Dibandingkan negara tetangga, kenaikan emas Malaysia hanya +8 poin, sedangkan India +7 poin dan Singapura +2 poin. Tiongkok dan Taiwan masih lebih konservatif, mempertahankan porsi kas tinggi di 25%, menunjukkan pendekatan berbeda dalam menghadapi ketidakpastian ekonomi.
Head of Networks Sales and Distribution HSBC Indonesia, Sumirat Gandapraja, menilai lonjakan ini dipengaruhi faktor budaya dan kemampuan membaca tren. Ia menambahkan bahwa perpindahan dana dari kas ke emas adalah fenomena unik di Indonesia.
“Melihat di sini ada kesenangan bahwa Indonesia akhirnya mengurangi porsi cash dan pindahnya mostly ke emas. Itu yang agak berbeda ya. Mungkin ada culture di Indonesia juga, kalau nikah ngasihnya emas, kalau punya uang sedikit beli emas, gitu ya,” katanya dalam acara Media Briefing: Survei HSBC Affluent Investor Snapshot 2025, Senin (15/9/2025).
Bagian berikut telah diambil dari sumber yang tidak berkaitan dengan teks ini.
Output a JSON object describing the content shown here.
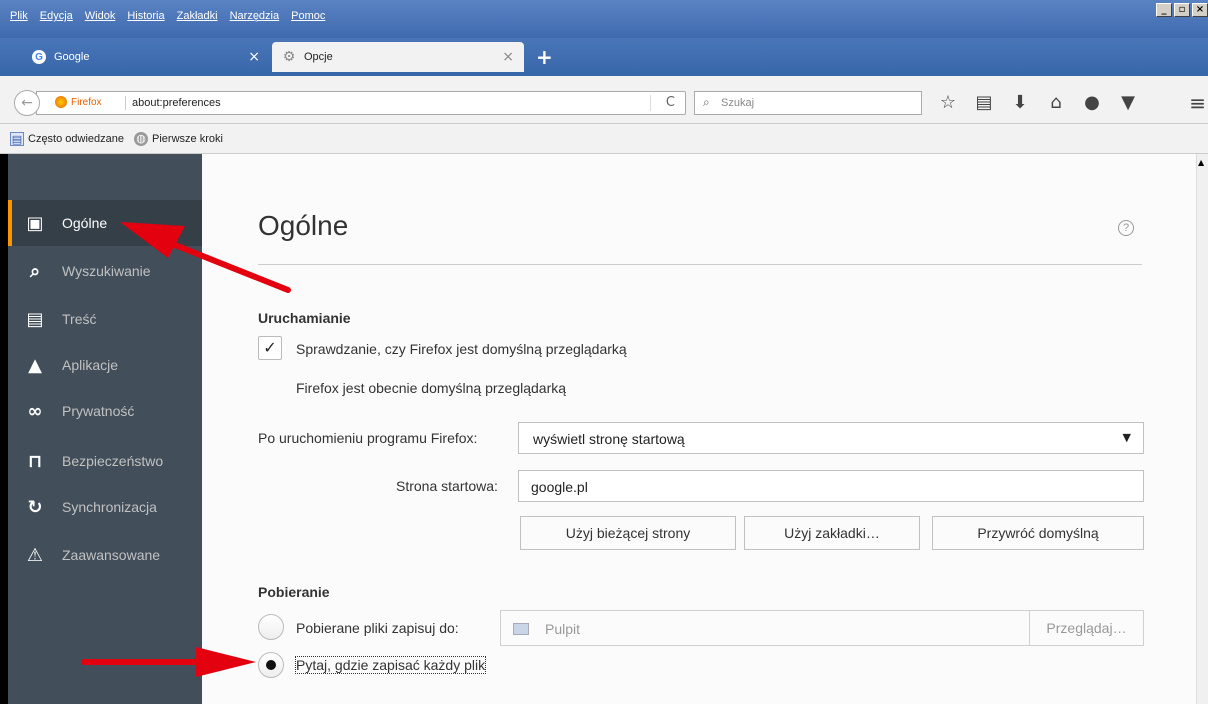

Meskipun harga emas telah meningkat cukup tinggi, Sumirat menuturkan bukan berarti masyarakat harus terus mengoleksi emas, tetapi diversifikasi tetap harus dilakukan dengan melihat aset lain.
“Di HSBC, kami ingin menasihati masyarakat bahwa meski emas naik cukup tinggi, bukan berarti kita harus terus koleksi emas. Ayo lihat obligasi atau equity yang mulai menarik lagi sekarang. Ini tugas kami untuk memberikan advisory yang baik sesuai risk profile nasabah,” pungkasnya.